Single-server scanning with local Redis

This is the default mode that unlocks all capabilities including greylisting, conversational whitelisting, fuzzy matches, user settings and neural learning.

cpcmd config_set apnscp.bootstrapper rspamd_enabled true

Single-server scanning with centralized Redis

rspamd scanning will continue to operate on the current server, but all statistics are sent to a centralized database. This ostensibly confers the advantage of speeding up its learning process.

cpcmd config_set apnscp.bootstrapper rspamd_enabled true
cpcmd config_set apnscp.bootstrapper rspamd_redis_server redisserver:port
cpcmd config_set apnscp.bootstrapper rspamd_redis_password redispass

Centralized scanning

A server can be designated to scan mail exclusively. Additional configuration should be taken to open the firewall ports and restrict trusted network traffic as well on the host machine.

cpcmd config_set apnscp.bootstrapper rspamd_enabled true
cpcmd config_set apnscp.bootstrapper rspamd_worker_socket somehost:someport

Low memory without Redis

Setting has_low_memory will put apnscp into a miserly mode stripping many auxiliary features, including Redis (backend becomes SQLite), neural learning, conversational whitelisting, and greylisting.

cpcmd config_set apnscp.bootstrapper has_low_memory true
cpcmd config_set apnscp.bootstrapper rspamd_enabled true

Training rspamd

By default rspamd piggybacks SpamAssassin. Depending upon mail volume this may take a few hours to a few weeks to develop a healthy model. You can jumpstart this by feeding your existing mail or by using readily available corpuses... corpii... Corp Por?

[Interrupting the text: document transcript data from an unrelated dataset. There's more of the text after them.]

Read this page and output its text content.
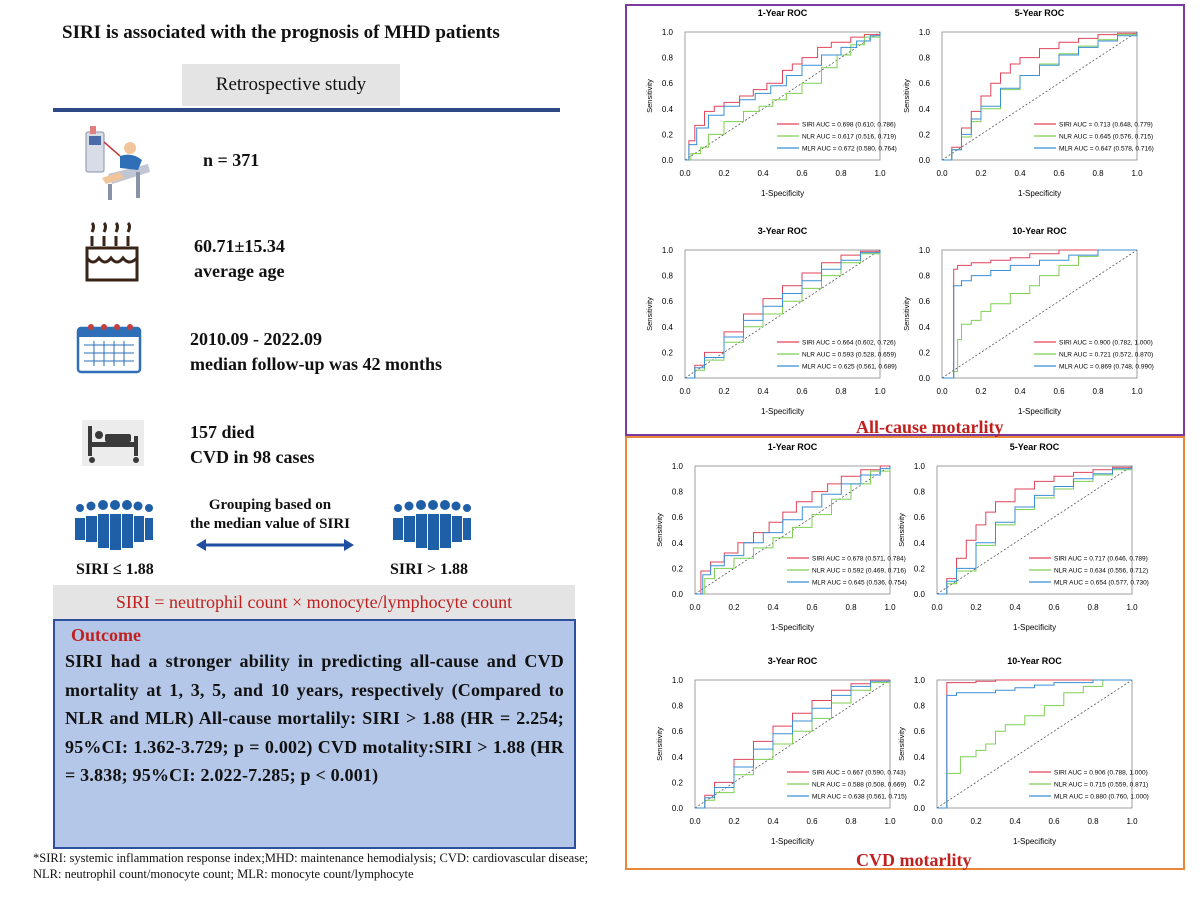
SIRI is associated with the prognosis of MHD patients
Retrospective study
n = 371
60.71±15.34
average age
2010.09 - 2022.09
median follow-up was 42 months
157 died
CVD in 98 cases
Grouping based on
the median value of SIRI
SIRI ≤ 1.88	SIRI > 1.88
SIRI = neutrophil count × monocyte/lymphocyte count
Outcome
SIRI had a stronger ability in predicting all-cause and CVD mortality at 1, 3, 5, and 10 years, respectively (Compared to NLR and MLR) All-cause mortalily: SIRI > 1.88 (HR = 2.254; 95%CI: 1.362-3.729; p = 0.002) CVD motality:SIRI > 1.88 (HR = 3.838; 95%CI: 2.022-7.285; p < 0.001)
*SIRI: systemic inflammation response index;MHD: maintenance hemodialysis; CVD: cardiovascular disease; NLR: neutrophil count/monocyte count; MLR: monocyte count/lymphocyte
All-cause motarlity
CVD motarlity
1-Year ROC
0.0
0.0
0.2
0.2
0.4
0.4
0.6
0.6
0.8
0.8
1.0
1.0
1-Specificity
Sensitivity
SIRI AUC = 0.698 (0.610, 0.786)
NLR AUC = 0.617 (0.516, 0.719)
MLR AUC = 0.672 (0.580, 0.764)
5-Year ROC
0.0
0.0
0.2
0.2
0.4
0.4
0.6
0.6
0.8
0.8
1.0
1.0
1-Specificity
Sensitivity
SIRI AUC = 0.713 (0.648, 0.779)
NLR AUC = 0.645 (0.576, 0.715)
MLR AUC = 0.647 (0.578, 0.716)
3-Year ROC
0.0
0.0
0.2
0.2
0.4
0.4
0.6
0.6
0.8
0.8
1.0
1.0
1-Specificity
Sensitivity
SIRI AUC = 0.664 (0.602, 0.726)
NLR AUC = 0.593 (0.528, 0.659)
MLR AUC = 0.625 (0.561, 0.689)
10-Year ROC
0.0
0.0
0.2
0.2
0.4
0.4
0.6
0.6
0.8
0.8
1.0
1.0
1-Specificity
Sensitivity
SIRI AUC = 0.900 (0.782, 1.000)
NLR AUC = 0.721 (0.572, 0.870)
MLR AUC = 0.869 (0.748, 0.990)
1-Year ROC
0.0
0.0
0.2
0.2
0.4
0.4
0.6
0.6
0.8
0.8
1.0
1.0
1-Specificity
Sensitivity
SIRI AUC = 0.678 (0.571, 0.784)
NLR AUC = 0.592 (0.469, 0.716)
MLR AUC = 0.645 (0.536, 0.754)
5-Year ROC
0.0
0.0
0.2
0.2
0.4
0.4
0.6
0.6
0.8
0.8
1.0
1.0
1-Specificity
Sensitivity
SIRI AUC = 0.717 (0.646, 0.789)
NLR AUC = 0.634 (0.556, 0.712)
MLR AUC = 0.654 (0.577, 0.730)
3-Year ROC
0.0
0.0
0.2
0.2
0.4
0.4
0.6
0.6
0.8
0.8
1.0
1.0
1-Specificity
Sensitivity
SIRI AUC = 0.667 (0.590, 0.743)
NLR AUC = 0.588 (0.508, 0.669)
MLR AUC = 0.638 (0.561, 0.715)
10-Year ROC
0.0
0.0
0.2
0.2
0.4
0.4
0.6
0.6
0.8
0.8
1.0
1.0
1-Specificity
Sensitivity
SIRI AUC = 0.906 (0.788, 1.000)
NLR AUC = 0.715 (0.559, 0.871)
MLR AUC = 0.880 (0.760, 1.000)
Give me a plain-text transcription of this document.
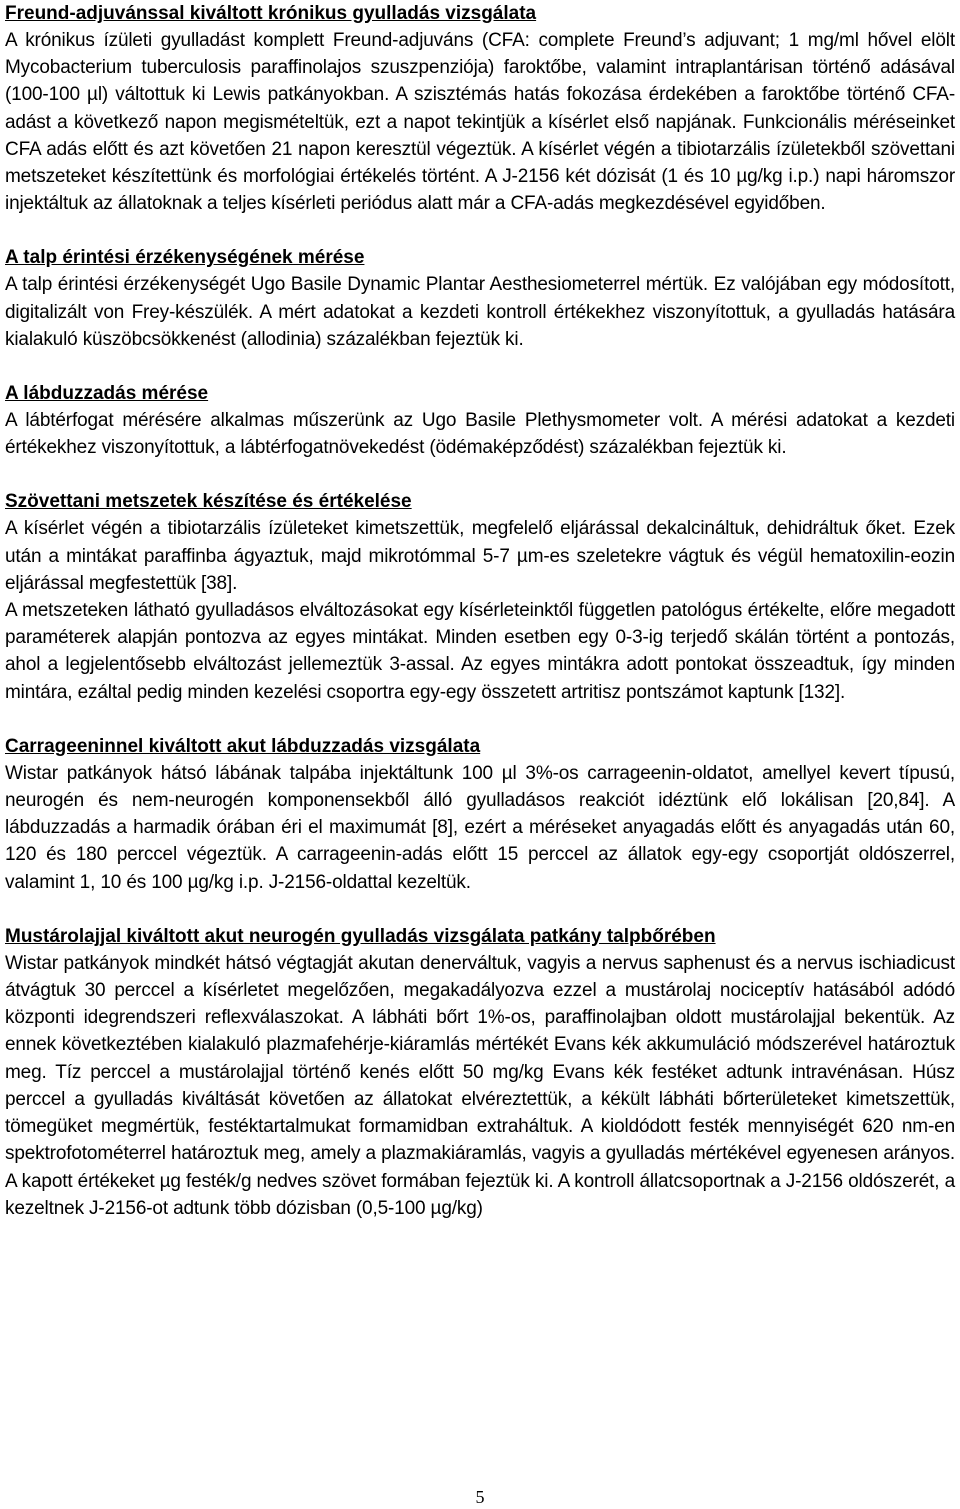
Freund-adjuvánssal kiváltott krónikus gyulladás vizsgálata

A krónikus ízületi gyulladást komplett Freund-adjuváns (CFA: complete Freund’s adjuvant; 1 mg/ml hővel elölt Mycobacterium tuberculosis paraffinolajos szuszpenziója) faroktőbe, valamint intraplantárisan történő adásával (100-100 µl) váltottuk ki Lewis patkányokban. A szisztémás hatás fokozása érdekében a faroktőbe történő CFA-adást a következő napon megismételtük, ezt a napot tekintjük a kísérlet első napjának. Funkcionális méréseinket CFA adás előtt és azt követően 21 napon keresztül végeztük. A kísérlet végén a tibiotarzális ízületekből szövettani metszeteket készítettünk és morfológiai értékelés történt. A J-2156 két dózisát (1 és 10 µg/kg i.p.) napi háromszor injektáltuk az állatoknak a teljes kísérleti periódus alatt már a CFA-adás megkezdésével egyidőben.

A talp érintési érzékenységének mérése

A talp érintési érzékenységét Ugo Basile Dynamic Plantar Aesthesiometerrel mértük. Ez valójában egy módosított, digitalizált von Frey-készülék. A mért adatokat a kezdeti kontroll értékekhez viszonyítottuk, a gyulladás hatására kialakuló küszöbcsökkenést (allodinia) százalékban fejeztük ki.

A lábduzzadás mérése

A lábtérfogat mérésére alkalmas műszerünk az Ugo Basile Plethysmometer volt. A mérési adatokat a kezdeti értékekhez viszonyítottuk, a lábtérfogatnövekedést (ödémaképződést) százalékban fejeztük ki.

Szövettani metszetek készítése és értékelése

A kísérlet végén a tibiotarzális ízületeket kimetszettük, megfelelő eljárással dekalcináltuk, dehidráltuk őket. Ezek után a mintákat paraffinba ágyaztuk, majd mikrotómmal 5-7 µm-es szeletekre vágtuk és végül hematoxilin-eozin eljárással megfestettük [38].

A metszeteken látható gyulladásos elváltozásokat egy kísérleteinktől független patológus értékelte, előre megadott paraméterek alapján pontozva az egyes mintákat. Minden esetben egy 0-3-ig terjedő skálán történt a pontozás, ahol a legjelentősebb elváltozást jellemeztük 3-assal. Az egyes mintákra adott pontokat összeadtuk, így minden mintára, ezáltal pedig minden kezelési csoportra egy-egy összetett artritisz pontszámot kaptunk [132].

Carrageeninnel kiváltott akut lábduzzadás vizsgálata

Wistar patkányok hátsó lábának talpába injektáltunk 100 µl 3%-os carrageenin-oldatot, amellyel kevert típusú, neurogén és nem-neurogén komponensekből álló gyulladásos reakciót idéztünk elő lokálisan [20,84]. A lábduzzadás a harmadik órában éri el maximumát [8], ezért a méréseket anyagadás előtt és anyagadás után 60, 120 és 180 perccel végeztük. A carrageenin-adás előtt 15 perccel az állatok egy-egy csoportját oldószerrel, valamint 1, 10 és 100 µg/kg i.p. J-2156-oldattal kezeltük.

Mustárolajjal kiváltott akut neurogén gyulladás vizsgálata patkány talpbőrében

Wistar patkányok mindkét hátsó végtagját akutan denerváltuk, vagyis a nervus saphenust és a nervus ischiadicust átvágtuk 30 perccel a kísérletet megelőzően, megakadályozva ezzel a mustárolaj nociceptív hatásából adódó központi idegrendszeri reflexválaszokat. A lábháti bőrt 1%-os, paraffinolajban oldott mustárolajjal bekentük. Az ennek következtében kialakuló plazmafehérje-kiáramlás mértékét Evans kék akkumuláció módszerével határoztuk meg. Tíz perccel a mustárolajjal történő kenés előtt 50 mg/kg Evans kék festéket adtunk intravénásan. Húsz perccel a gyulladás kiváltását követően az állatokat elvéreztettük, a kékült lábháti bőrterületeket kimetszettük, tömegüket megmértük, festéktartalmukat formamidban extraháltuk. A kioldódott festék mennyiségét 620 nm-en spektrofotométerrel határoztuk meg, amely a plazmakiáramlás, vagyis a gyulladás mértékével egyenesen arányos. A kapott értékeket µg festék/g nedves szövet formában fejeztük ki. A kontroll állatcsoportnak a J-2156 oldószerét, a kezeltnek J-2156-ot adtunk több dózisban (0,5-100 µg/kg)

5
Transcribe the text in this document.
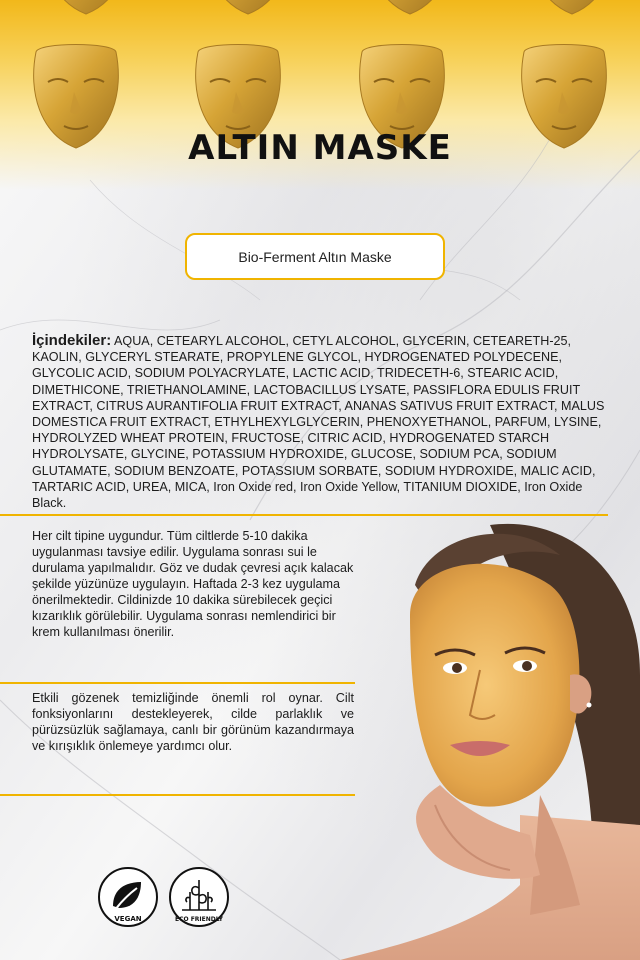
ALTIN MASKE
Bio-Ferment Altın Maske

İçindekiler: AQUA, CETEARYL ALCOHOL, CETYL ALCOHOL, GLYCERIN, CETEARETH-25, KAOLIN, GLYCERYL STEARATE, PROPYLENE GLYCOL, HYDROGENATED POLYDECENE, GLYCOLIC ACID, SODIUM POLYACRYLATE, LACTIC ACID, TRIDECETH-6, STEARIC ACID, DIMETHICONE, TRIETHANOLAMINE, LACTOBACILLUS LYSATE, PASSIFLORA EDULIS FRUIT EXTRACT, CITRUS AURANTIFOLIA FRUIT EXTRACT, ANANAS SATIVUS FRUIT EXTRACT, MALUS DOMESTICA FRUIT EXTRACT, ETHYLHEXYLGLYCERIN, PHENOXYETHANOL, PARFUM, LYSINE, HYDROLYZED WHEAT PROTEIN, FRUCTOSE, CITRIC ACID, HYDROGENATED STARCH HYDROLYSATE, GLYCINE, POTASSIUM HYDROXIDE, GLUCOSE, SODIUM PCA, SODIUM GLUTAMATE, SODIUM BENZOATE, POTASSIUM SORBATE, SODIUM HYDROXIDE, MALIC ACID, TARTARIC ACID, UREA, MICA, Iron Oxide red, Iron Oxide Yellow, TITANIUM DIOXIDE, Iron Oxide Black.

Her cilt tipine uygundur. Tüm ciltlerde 5-10 dakika uygulanması tavsiye edilir. Uygulama sonrası sui le durulama yapılmalıdır. Göz ve dudak çevresi açık kalacak şekilde yüzünüze uygulayın. Haftada 2-3 kez uygulama önerilmektedir. Cildinizde 10 dakika sürebilecek geçici kızarıklık görülebilir. Uygulama sonrası nemlendirici bir krem kullanılması önerilir.

Etkili gözenek temizliğinde önemli rol oynar. Cilt fonksiyonlarını destekleyerek, cilde parlaklık ve pürüzsüzlük sağlamaya, canlı bir görünüm kazandırmaya ve kırışıklık önlemeye yardımcı olur.

VEGAN	ECO FRIENDLY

rspamc learn_ham and rspamc learn_spam will snarf the mailboxes it's fed learning all messages as ham (non-spam) or spam respectively.

Corpus list

Enron corpus (ham)
Enron spam corpus (spam)

Mailbox method

apnscp supports automatic learning by dragging email into and out of your "Spam" IMAP folder. Mail dragged out is automatically learned as ham. Mail dragged in is learned as spam. By default the Trash folder is not used to designate spam as some users have a tendency to delete read messages; this would greatly pollute its learned data.

You can enable learning mail sent to Trash as spam with the following:

cpcmd config_set apnscp.bootstrapper dovecot_learn_spam_folder '{{ dovecot_imap_root }}Trash'

"{{ ... }}" is used for variable expansion in Bootstrapper and must be included. By default the IMAP prefix is "INBOX.".

Switching to rspamd

rspamd is still quite experimental. While I'm actively using it among my servers, it may not be suitable for more rigorous workloads. Disclaimer in mind, you can switch to rspamd exclusively instead of SpamAssassin, which also reduces the Postfix per-delivery delay from 3 seconds to 0 seconds, by setting spamfilter:

cpcmd config_set apnscp.bootstrapper spamfilter rspamd
# And of course run the Bootstrapper as always
upcp -b

Other tuneables

rspamd offers a host of configuration variables. Just use cpcmd config_set apnscp.bootstrapper to override the value. These are stored in /root/apnscp-vars-runtime.yml and always take precedence over anything else.

Future

rspamd is inevitably the future for apnscp. Not only does it interrogate across more criteria, but it reduces false positives which are a bane of any sysadmin, business, individual, marketing organization, CMO... you get the idea.

I'm running rspamd in piggyback mode across a cluster of servers to evaluate efficacy. Expect a followup post in a month once sufficient information is collected. Until then, to give an idea of the potential of rspamd:

y-axis: # messages, x-axis: score | Clockwise, top-left: rspamd after Enron corpus training compared against SpamAssassin's prior scoring. rspamd targeting without training and same data set after Enron corpus training.

To wit, SpamAssassin has a 4 year head start on its scoring algorithm.